U.S. stocks fell Friday to cap their first five-week losing streak since July 2004, as a dismal jobs report added to the drumbeat of investor concerns about a slowing economy.

The Dow Jones Industrial Average fell 97.29 points, or 0.8%, to 12151.26, led lower by Alcoa, which dropped 28 cents, or 1.7%, to $15.92. The blue-chip index has dropped 5.1% during its five-week losing skid and closed Friday at its lowest level since March 23.

Friday’s declines come after the DJIA had slumped 321 points in back-to-back sessions. The average registered its biggest three-day drop since March 16.


The Standard & Poor’s 500 stock index shed 12.78 points, or 1%, to 1300.16, in a broad selloff led by the telecommunications, technology and consumer discretionary sectors. Nine of the 10 S&P 500’s sectors finished in the red; energy was the only sector that closed in positive territory.

The technology-oriented Nasdaq Composite Index slumped 40.53 points, or 1.5%, to 2732.78.

The government’s jobs report showed hiring by U.S. companies slowed markedly in May, while the unemployment rate kept rising.

Nonfarm payrolls rose by 54,000 last month as the private sector posted the smallest job gain in nearly a year, according to the Labor Department. The jobless rate, which is obtained from a separate household survey, unexpectedly rose to 9.1% in May.

“It confirms the market fears that the economy has hit a soft patch,” said Jim McDonald, chief investment strategist at Northern Trust Global Investments. “This is going to be a several-month period of uncertainty.”

The disappointing report follows a string of weak economic data that have fueled anxiety on Wall Street. Regional manufacturing reports have been weak, consumer confidence has dropped and auto sales suffered a setback last month.

Running against that tide, data on the U.S. services sector strengthened last month, according to data from the Institute for Supply Management.

The ISM report “softened the blow of the unemployment number,” said Tom Donino, co-head of trading at First New York Securities.

About 3.6 billion shares changed hands in New York Stock Exchange composite trading.

“People have been operating from a defensive standpoint,” Donino said. “The market is biding its time to see what the effects will be after QE2 ends,” he added referring to the Federal Reserve’s second round of quantitative easing, which is expected to end later this month.

Among stocks in focus, DuPont dropped 88 cents, or 1.7%, to 50.29, while Walt Disney fell 68 cents, or 1.7%, to 39.38. Both stocks are Dow components. For the week, the Dow fell 2.3%, its biggest weekly decline since August.

Crude-oil futures settled little-changed near $100 a barrel as weakness in the dollar offset early losses on disappointing jobs data.
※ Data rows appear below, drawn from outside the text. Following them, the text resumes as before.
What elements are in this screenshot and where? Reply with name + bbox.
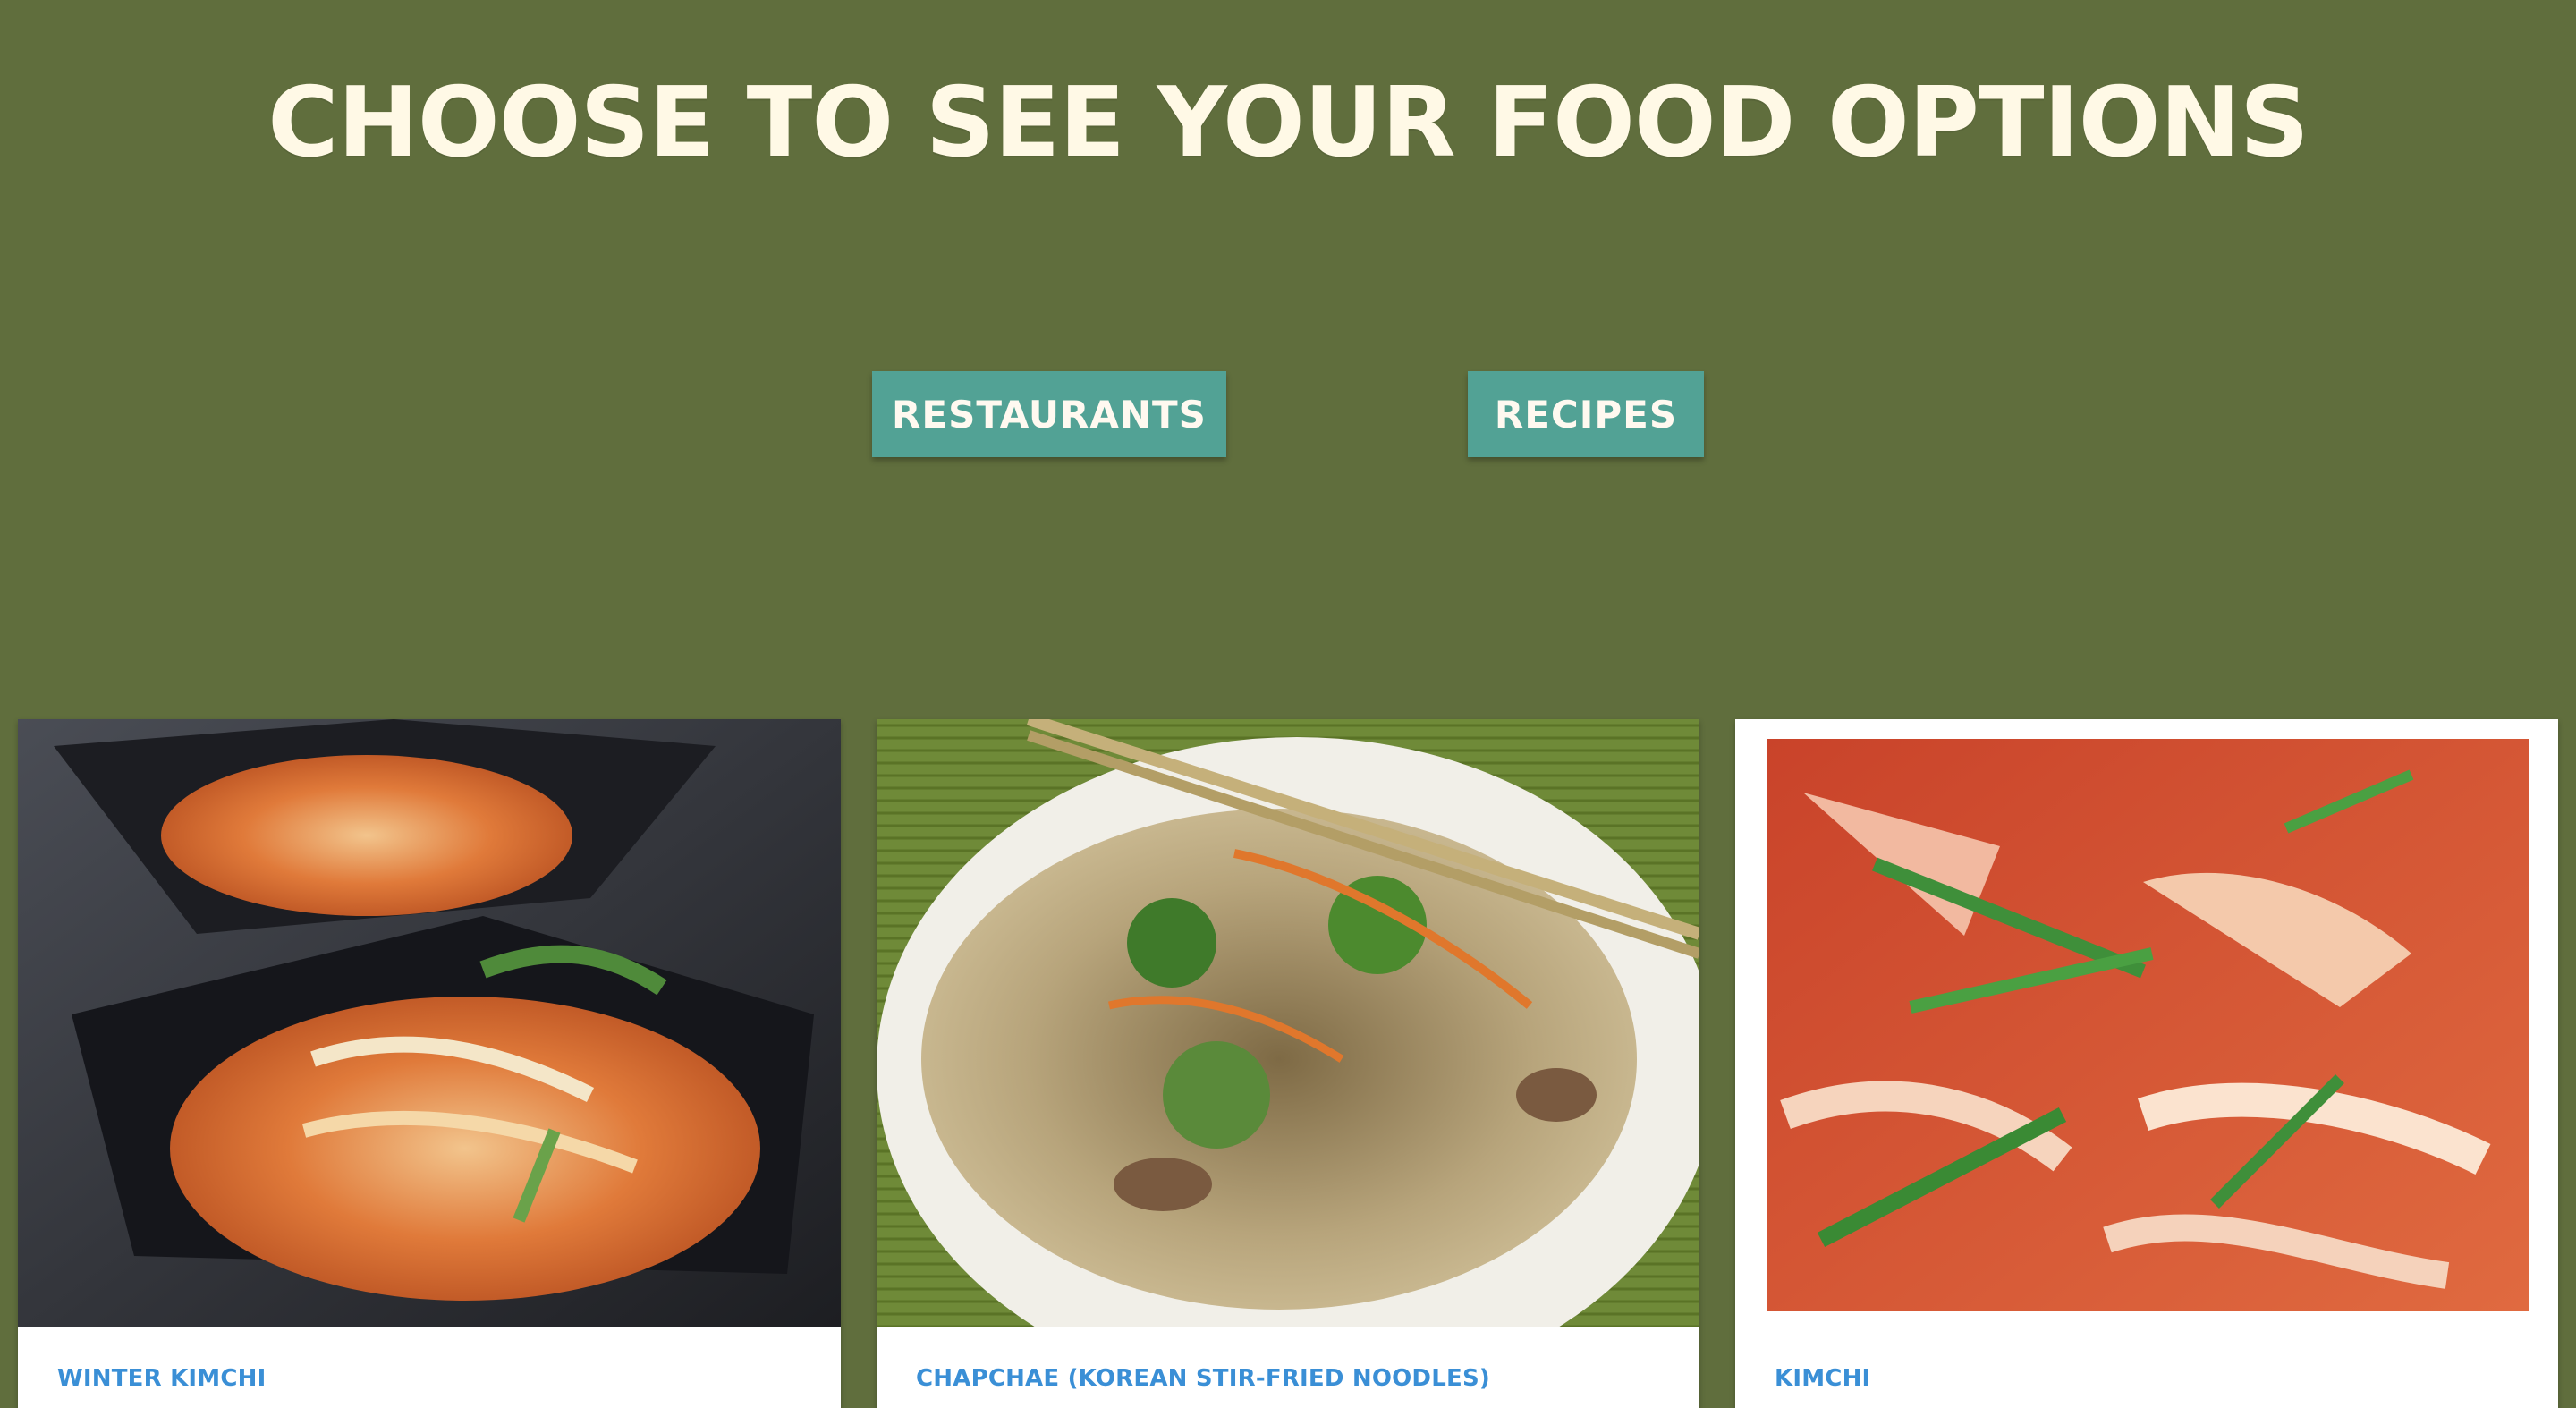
page-title: Choose to see your food options [267, 67, 2309, 179]
recipe-card[interactable]: Chapchae (Korean Stir-Fried Noodles) [877, 719, 1699, 1408]
recipe-title-link[interactable]: Chapchae (Korean Stir-Fried Noodles) [916, 1365, 1490, 1392]
recipe-image[interactable] [18, 719, 841, 1327]
recipe-title-link[interactable]: Winter Kimchi [57, 1365, 267, 1392]
restaurants-button[interactable]: Restaurants [872, 371, 1226, 457]
recipe-image[interactable] [1767, 739, 2529, 1311]
recipe-card[interactable]: Winter Kimchi [18, 719, 841, 1408]
recipe-image[interactable] [877, 719, 1699, 1327]
recipe-title-link[interactable]: Kimchi [1775, 1365, 1870, 1392]
recipe-card[interactable]: Kimchi [1735, 719, 2558, 1408]
recipes-button[interactable]: Recipes [1468, 371, 1704, 457]
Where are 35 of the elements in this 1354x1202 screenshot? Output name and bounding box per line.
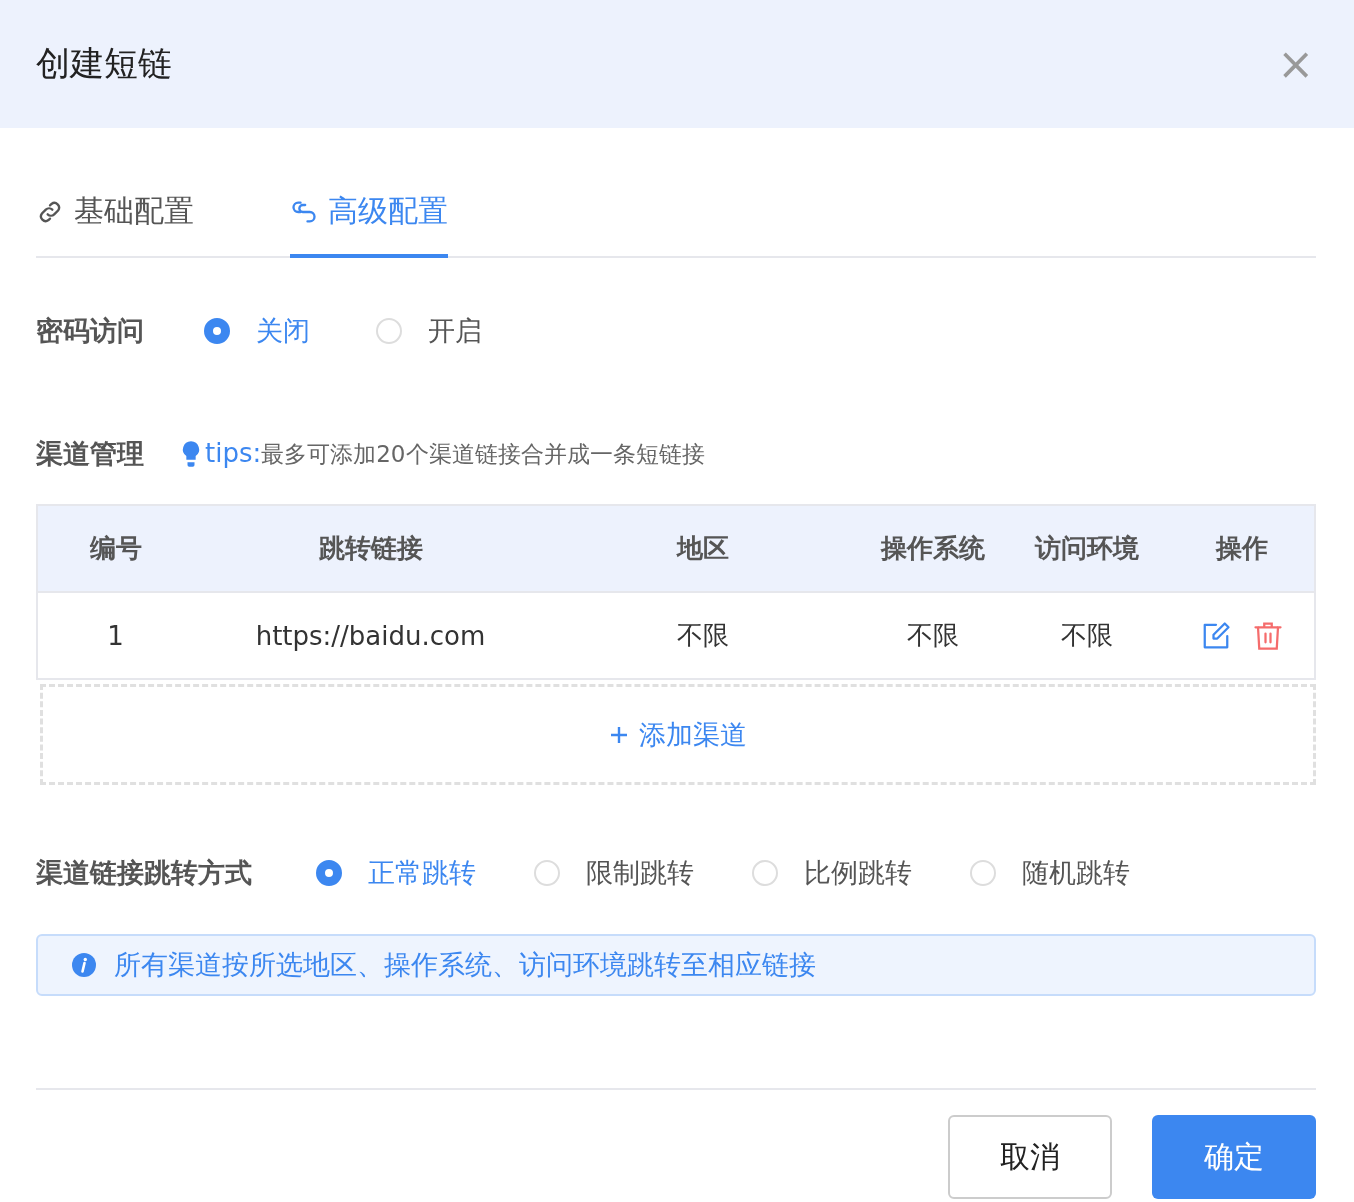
column-header: 操作系统 [879, 532, 986, 565]
radio-option[interactable]: 关闭 [204, 313, 310, 349]
confirm-button[interactable]: 确定 [1152, 1115, 1316, 1199]
tip-text: tips:最多可添加20个渠道链接合并成一条短链接 [205, 438, 705, 470]
column-header: 跳转链接 [317, 532, 424, 565]
lightbulb-icon [181, 440, 201, 468]
radio-option[interactable]: 开启 [376, 313, 482, 349]
radio-button[interactable] [204, 318, 230, 344]
info-text: 所有渠道按所选地区、操作系统、访问环境跳转至相应链接 [114, 948, 816, 982]
cancel-button[interactable]: 取消 [948, 1115, 1112, 1199]
section-label: 渠道管理 [36, 437, 145, 471]
tab[interactable]: 高级配置 [290, 191, 448, 258]
field-label: 密码访问 [36, 314, 145, 348]
edit-icon[interactable] [1201, 620, 1231, 651]
dialog-title: 创建短链 [36, 42, 172, 85]
tab[interactable]: 基础配置 [36, 191, 194, 258]
table-cell-text: 不限 [676, 619, 730, 652]
table-cell-text: https://baidu.com [254, 620, 487, 651]
column-header: 访问环境 [1033, 532, 1140, 565]
table-cell-text: 不限 [1060, 619, 1114, 652]
column-header: 编号 [88, 532, 143, 565]
field-label: 渠道链接跳转方式 [36, 856, 253, 890]
column-header: 地区 [675, 532, 730, 565]
radio-option[interactable]: 限制跳转 [534, 855, 694, 891]
radio-option[interactable]: 随机跳转 [970, 855, 1130, 891]
table-cell-text: 1 [106, 620, 125, 651]
column-header: 操作 [1214, 532, 1269, 565]
radio-button[interactable] [316, 860, 342, 886]
info-icon [72, 953, 96, 977]
delete-icon[interactable] [1253, 620, 1283, 651]
plus-icon [609, 724, 629, 745]
add-channel-button[interactable]: 添加渠道 [40, 684, 1316, 785]
radio-option[interactable]: 正常跳转 [316, 855, 476, 891]
table-cell-text: 不限 [906, 619, 960, 652]
radio-option[interactable]: 比例跳转 [752, 855, 912, 891]
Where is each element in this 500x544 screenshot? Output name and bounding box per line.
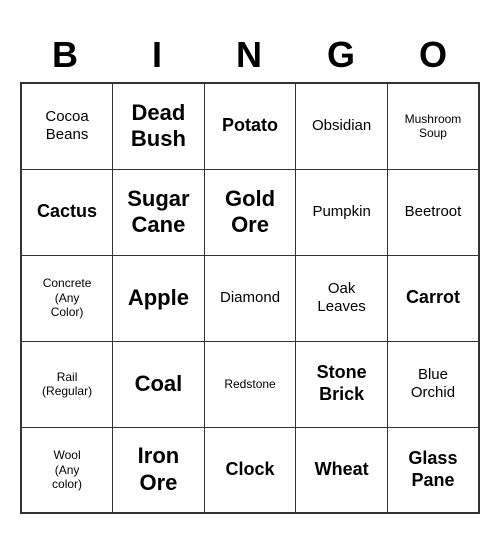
bingo-cell: SugarCane [113, 169, 205, 255]
bingo-cell: Pumpkin [296, 169, 388, 255]
cell-label: GoldOre [207, 186, 294, 239]
table-row: CocoaBeansDeadBushPotatoObsidian Mushroom… [21, 83, 479, 169]
bingo-cell: Carrot [387, 255, 479, 341]
cell-label: MushroomSoup [390, 112, 476, 141]
cell-label: IronOre [115, 443, 202, 496]
cell-label: BlueOrchid [390, 366, 476, 402]
bingo-cell: StoneBrick [296, 341, 388, 427]
cell-label: Wheat [298, 459, 385, 481]
cell-label: Clock [207, 459, 294, 481]
bingo-cell: Wool(Anycolor) [21, 427, 113, 513]
bingo-cell: Potato [204, 83, 296, 169]
table-row: Rail(Regular)Coal Redstone StoneBrickBlueO… [21, 341, 479, 427]
cell-label: CocoaBeans [24, 108, 110, 144]
bingo-cell: IronOre [113, 427, 205, 513]
cell-label: Apple [115, 285, 202, 311]
bingo-cell: MushroomSoup [387, 83, 479, 169]
cell-label: OakLeaves [298, 280, 385, 316]
bingo-cell: OakLeaves [296, 255, 388, 341]
cell-label: Pumpkin [298, 203, 385, 221]
bingo-cell: Concrete(AnyColor) [21, 255, 113, 341]
cell-label: Diamond [207, 289, 294, 307]
bingo-cell: Coal [113, 341, 205, 427]
cell-label: Cactus [24, 201, 110, 223]
bingo-cell: CocoaBeans [21, 83, 113, 169]
bingo-cell: Clock [204, 427, 296, 513]
table-row: Wool(Anycolor)IronOreClockWheatGlassPane [21, 427, 479, 513]
cell-label: GlassPane [390, 448, 476, 491]
bingo-cell: Redstone [204, 341, 296, 427]
bingo-cell: Obsidian [296, 83, 388, 169]
cell-label: Obsidian [298, 117, 385, 135]
cell-label: Coal [115, 371, 202, 397]
bingo-cell: Cactus [21, 169, 113, 255]
bingo-card: BINGO CocoaBeansDeadBushPotatoObsidian Mu… [20, 30, 480, 514]
cell-label: Beetroot [390, 203, 476, 221]
cell-label: StoneBrick [298, 362, 385, 405]
cell-label: Carrot [390, 287, 476, 309]
cell-label: SugarCane [115, 186, 202, 239]
bingo-header: BINGO [20, 30, 480, 80]
cell-label: Wool(Anycolor) [24, 448, 110, 491]
bingo-letter: N [204, 30, 296, 80]
bingo-letter: B [20, 30, 112, 80]
bingo-cell: Apple [113, 255, 205, 341]
bingo-cell: BlueOrchid [387, 341, 479, 427]
bingo-letter: I [112, 30, 204, 80]
bingo-cell: Diamond [204, 255, 296, 341]
bingo-cell: Rail(Regular) [21, 341, 113, 427]
bingo-cell: GoldOre [204, 169, 296, 255]
cell-label: Concrete(AnyColor) [24, 276, 110, 319]
cell-label: Rail(Regular) [24, 370, 110, 399]
bingo-letter: G [296, 30, 388, 80]
table-row: CactusSugarCaneGoldOrePumpkin Beetroot [21, 169, 479, 255]
bingo-cell: Wheat [296, 427, 388, 513]
bingo-cell: Beetroot [387, 169, 479, 255]
bingo-letter: O [388, 30, 480, 80]
bingo-cell: GlassPane [387, 427, 479, 513]
bingo-grid: CocoaBeansDeadBushPotatoObsidian Mushroom… [20, 82, 480, 514]
table-row: Concrete(AnyColor)Apple DiamondOakLeavesC… [21, 255, 479, 341]
cell-label: DeadBush [115, 100, 202, 153]
cell-label: Potato [207, 115, 294, 137]
cell-label: Redstone [207, 377, 294, 391]
bingo-cell: DeadBush [113, 83, 205, 169]
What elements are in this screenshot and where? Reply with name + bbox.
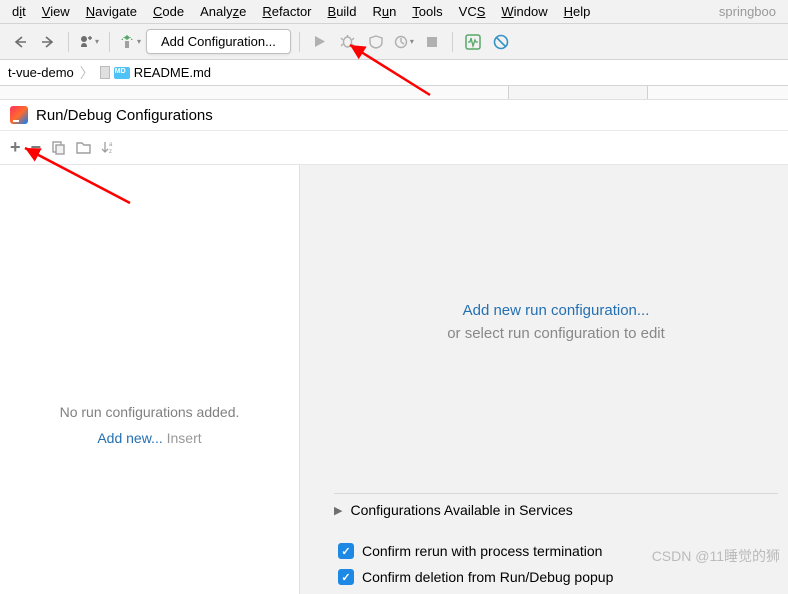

Gold futures ticked up 0.6% to $1,542.40 an ounce.

The U.S. dollar dropped against both the euro and the yen.

Demand for U.S. Treasurys soared again, pushing the yield on the 10-year note below the psychologically key level of 3%. Yields move in the opposite direction of prices.

In corporate news, Newell Rubbermaid shed $2.00, or 12%, to 14.97, after the consumer-products maker cut its full-year earnings outlook. The company cited weaker consumer spending trends that have caused retailers to be more cautious in ordering inventory.

Quiksilver soared 66 cents, or 15%, to 5.04 after the outdoor sports outfitter reported higher revenue for the first time in three years.

Orexigen Therapeutics said it plans to suspend clinical development of its U.S. obesity programs as it disputes a decision by the Food and Drug Administration regarding its Contrave weight loss pill. Shares plunged $1.06, or 33%, to 2.12.

Cascade’s fiscal first-quarter profit almost tripled as shipments to its main Americas market surged amid improving economic conditions. Shares jumped $8.49, or 22%, to 47.44.

American Tower slumped $3.17, or 5.8%, to 51.21 after it received a subpoena from the U.S. Securities and Exchange Commission related to the company’s tax accounting and reporting. The cell-tower operator said it will cooperate fully with the SEC’s request for certain documents from 2007 through the present.

Diamond Foods shares slumped $1.91, or 2.7%, to 69.44 after the packaged-food company gave a disappointing profit outlook for the current quarter.